Heureusement, la dérogation à été acceptée. Sinon j’aurais fini par m’en vouloir d’avoir fait cette énorme bêtise de réussir mon Bac !
Je gagne donc 600 euros par mois, le découvert du mois précédent comblé. Il me reste de quoi payer mon loyer (si éventuellement, je décide de ne pas manger et de ne pas sortir pour avoir une vie sociale) !
Mais j’ai des horaires de travail, un bureau et il m’arrive de croiser les mêmes personnes dans le métro le matin. Le simple fait de dire « je vais au bureau » suffit à mon bonheur ! Incroyable, non ?
Mon histoire continue de s’écrire aujourd’hui. Le problème n’étant plus mon âge, mon lieu d’habitation, mon Bac, cette obstination à vouloir travailler mais les charges qui pèsent sur les entreprises et qui empêchent mon embauche immédiate après mon stage …

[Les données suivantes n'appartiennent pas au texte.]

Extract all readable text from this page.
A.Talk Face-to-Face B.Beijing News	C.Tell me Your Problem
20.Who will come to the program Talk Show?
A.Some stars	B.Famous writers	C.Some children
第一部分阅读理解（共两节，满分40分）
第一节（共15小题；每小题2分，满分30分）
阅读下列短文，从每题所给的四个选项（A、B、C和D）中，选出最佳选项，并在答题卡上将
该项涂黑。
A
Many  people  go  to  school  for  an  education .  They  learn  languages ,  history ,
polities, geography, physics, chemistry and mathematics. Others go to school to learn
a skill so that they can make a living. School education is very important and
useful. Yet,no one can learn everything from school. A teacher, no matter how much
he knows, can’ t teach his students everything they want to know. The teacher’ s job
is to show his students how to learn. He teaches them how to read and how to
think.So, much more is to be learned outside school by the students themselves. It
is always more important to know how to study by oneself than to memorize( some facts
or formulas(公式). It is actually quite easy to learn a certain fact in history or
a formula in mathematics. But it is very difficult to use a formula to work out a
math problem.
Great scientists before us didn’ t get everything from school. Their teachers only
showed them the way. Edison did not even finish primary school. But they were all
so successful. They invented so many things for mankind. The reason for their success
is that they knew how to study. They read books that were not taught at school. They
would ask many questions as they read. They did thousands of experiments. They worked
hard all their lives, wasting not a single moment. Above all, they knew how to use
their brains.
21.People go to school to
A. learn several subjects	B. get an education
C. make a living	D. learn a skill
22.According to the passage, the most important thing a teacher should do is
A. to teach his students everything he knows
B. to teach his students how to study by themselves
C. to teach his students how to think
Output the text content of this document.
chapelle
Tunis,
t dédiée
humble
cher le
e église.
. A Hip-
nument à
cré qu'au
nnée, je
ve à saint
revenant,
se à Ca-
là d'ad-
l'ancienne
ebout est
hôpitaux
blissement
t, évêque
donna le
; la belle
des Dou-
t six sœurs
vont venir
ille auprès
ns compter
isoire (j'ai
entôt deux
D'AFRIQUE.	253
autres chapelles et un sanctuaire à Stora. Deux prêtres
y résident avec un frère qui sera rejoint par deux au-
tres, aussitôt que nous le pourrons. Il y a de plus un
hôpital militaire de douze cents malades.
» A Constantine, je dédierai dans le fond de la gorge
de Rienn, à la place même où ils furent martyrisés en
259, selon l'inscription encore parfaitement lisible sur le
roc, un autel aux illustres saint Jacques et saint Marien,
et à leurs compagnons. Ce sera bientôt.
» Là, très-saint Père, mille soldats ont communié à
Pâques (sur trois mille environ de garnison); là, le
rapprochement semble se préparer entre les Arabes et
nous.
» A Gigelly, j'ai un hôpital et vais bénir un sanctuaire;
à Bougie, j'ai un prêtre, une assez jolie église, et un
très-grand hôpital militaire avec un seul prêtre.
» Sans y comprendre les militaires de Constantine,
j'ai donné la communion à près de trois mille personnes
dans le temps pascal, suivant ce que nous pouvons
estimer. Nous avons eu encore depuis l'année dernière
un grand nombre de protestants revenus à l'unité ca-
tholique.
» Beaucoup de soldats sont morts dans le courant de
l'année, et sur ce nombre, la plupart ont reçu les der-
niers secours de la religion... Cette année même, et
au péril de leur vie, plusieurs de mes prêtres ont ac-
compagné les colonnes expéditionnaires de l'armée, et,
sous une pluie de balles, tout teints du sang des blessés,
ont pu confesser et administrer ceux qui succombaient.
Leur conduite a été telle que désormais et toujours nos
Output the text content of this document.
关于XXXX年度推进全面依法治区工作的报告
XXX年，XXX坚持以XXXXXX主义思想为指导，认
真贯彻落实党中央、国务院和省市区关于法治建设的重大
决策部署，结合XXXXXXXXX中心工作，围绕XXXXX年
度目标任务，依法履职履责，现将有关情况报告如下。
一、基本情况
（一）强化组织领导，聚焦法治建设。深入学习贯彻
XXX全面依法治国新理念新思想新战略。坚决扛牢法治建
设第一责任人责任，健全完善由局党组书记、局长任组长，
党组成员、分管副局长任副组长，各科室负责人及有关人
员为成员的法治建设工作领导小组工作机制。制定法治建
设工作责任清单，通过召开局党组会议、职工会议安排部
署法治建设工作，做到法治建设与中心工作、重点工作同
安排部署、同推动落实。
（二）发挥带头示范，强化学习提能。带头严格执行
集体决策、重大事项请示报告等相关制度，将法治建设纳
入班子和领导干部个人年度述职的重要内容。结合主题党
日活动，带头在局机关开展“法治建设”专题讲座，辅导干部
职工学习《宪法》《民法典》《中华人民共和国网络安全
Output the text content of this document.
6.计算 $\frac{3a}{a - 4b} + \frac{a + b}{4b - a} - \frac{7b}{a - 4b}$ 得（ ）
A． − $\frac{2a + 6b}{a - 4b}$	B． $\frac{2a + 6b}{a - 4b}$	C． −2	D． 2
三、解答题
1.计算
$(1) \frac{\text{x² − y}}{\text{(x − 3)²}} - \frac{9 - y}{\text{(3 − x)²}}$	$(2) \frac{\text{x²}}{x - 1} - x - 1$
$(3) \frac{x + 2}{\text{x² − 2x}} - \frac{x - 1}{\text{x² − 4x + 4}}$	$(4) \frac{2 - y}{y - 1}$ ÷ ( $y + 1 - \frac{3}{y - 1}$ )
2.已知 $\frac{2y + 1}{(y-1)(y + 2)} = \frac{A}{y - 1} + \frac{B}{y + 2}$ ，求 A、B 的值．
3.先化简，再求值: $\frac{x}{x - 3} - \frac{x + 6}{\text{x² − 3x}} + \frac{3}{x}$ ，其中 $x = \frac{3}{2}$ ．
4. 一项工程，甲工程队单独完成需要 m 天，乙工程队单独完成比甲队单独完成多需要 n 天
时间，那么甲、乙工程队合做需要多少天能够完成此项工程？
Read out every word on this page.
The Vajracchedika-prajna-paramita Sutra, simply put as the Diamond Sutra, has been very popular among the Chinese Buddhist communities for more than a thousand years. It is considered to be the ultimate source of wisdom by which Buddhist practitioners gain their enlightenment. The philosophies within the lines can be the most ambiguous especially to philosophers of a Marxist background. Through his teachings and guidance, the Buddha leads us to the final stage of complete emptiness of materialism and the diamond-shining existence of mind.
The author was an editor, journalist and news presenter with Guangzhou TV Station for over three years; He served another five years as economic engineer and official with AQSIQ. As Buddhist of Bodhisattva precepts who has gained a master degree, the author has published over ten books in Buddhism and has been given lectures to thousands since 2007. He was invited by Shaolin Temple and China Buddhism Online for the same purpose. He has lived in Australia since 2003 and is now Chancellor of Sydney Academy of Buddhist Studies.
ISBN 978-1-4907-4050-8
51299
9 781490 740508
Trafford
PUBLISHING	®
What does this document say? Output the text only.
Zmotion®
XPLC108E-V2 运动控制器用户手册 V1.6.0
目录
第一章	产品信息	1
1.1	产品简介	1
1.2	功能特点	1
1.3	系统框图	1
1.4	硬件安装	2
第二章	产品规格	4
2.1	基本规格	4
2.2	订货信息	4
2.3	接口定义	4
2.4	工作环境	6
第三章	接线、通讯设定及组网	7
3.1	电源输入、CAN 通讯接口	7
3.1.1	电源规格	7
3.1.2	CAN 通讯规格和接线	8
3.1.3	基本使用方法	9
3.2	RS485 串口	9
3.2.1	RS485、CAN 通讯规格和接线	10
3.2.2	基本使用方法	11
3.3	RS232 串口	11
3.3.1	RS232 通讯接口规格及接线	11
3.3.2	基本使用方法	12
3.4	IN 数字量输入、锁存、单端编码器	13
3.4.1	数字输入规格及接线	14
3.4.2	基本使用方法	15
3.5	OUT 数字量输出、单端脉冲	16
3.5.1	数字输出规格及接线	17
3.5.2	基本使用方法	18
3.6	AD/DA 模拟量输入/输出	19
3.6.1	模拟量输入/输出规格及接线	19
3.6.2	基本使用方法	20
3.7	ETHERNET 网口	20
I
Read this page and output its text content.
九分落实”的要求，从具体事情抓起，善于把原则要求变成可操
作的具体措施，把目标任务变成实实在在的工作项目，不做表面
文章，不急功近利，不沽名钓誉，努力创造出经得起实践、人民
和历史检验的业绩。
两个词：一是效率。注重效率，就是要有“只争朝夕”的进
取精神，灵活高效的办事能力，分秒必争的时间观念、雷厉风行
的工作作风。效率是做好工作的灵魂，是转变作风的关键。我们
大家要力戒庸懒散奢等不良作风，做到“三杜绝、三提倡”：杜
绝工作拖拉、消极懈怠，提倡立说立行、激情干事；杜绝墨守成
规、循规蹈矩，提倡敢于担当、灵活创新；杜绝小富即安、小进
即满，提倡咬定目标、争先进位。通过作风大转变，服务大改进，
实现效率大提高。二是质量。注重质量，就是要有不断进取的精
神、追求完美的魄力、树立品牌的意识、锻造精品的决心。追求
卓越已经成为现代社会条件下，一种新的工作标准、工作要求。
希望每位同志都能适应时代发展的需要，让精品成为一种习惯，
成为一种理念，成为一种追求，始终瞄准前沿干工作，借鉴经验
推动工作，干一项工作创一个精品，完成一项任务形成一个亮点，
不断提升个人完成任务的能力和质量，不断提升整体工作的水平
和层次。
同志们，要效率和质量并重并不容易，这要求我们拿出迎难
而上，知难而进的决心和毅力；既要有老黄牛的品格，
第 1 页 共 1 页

La morale de cette histoire ? La discrimination et l’injustice ne sont pas toujours où l’on pense. Et le social, lui, a ses limites. Je comprends, bien sûr, que d’autres dans mon cas baissent les bras. Ma chance aura été et reste le soutien de ma famille qui croît en moi. Mais ceux qui n’en ont pas ?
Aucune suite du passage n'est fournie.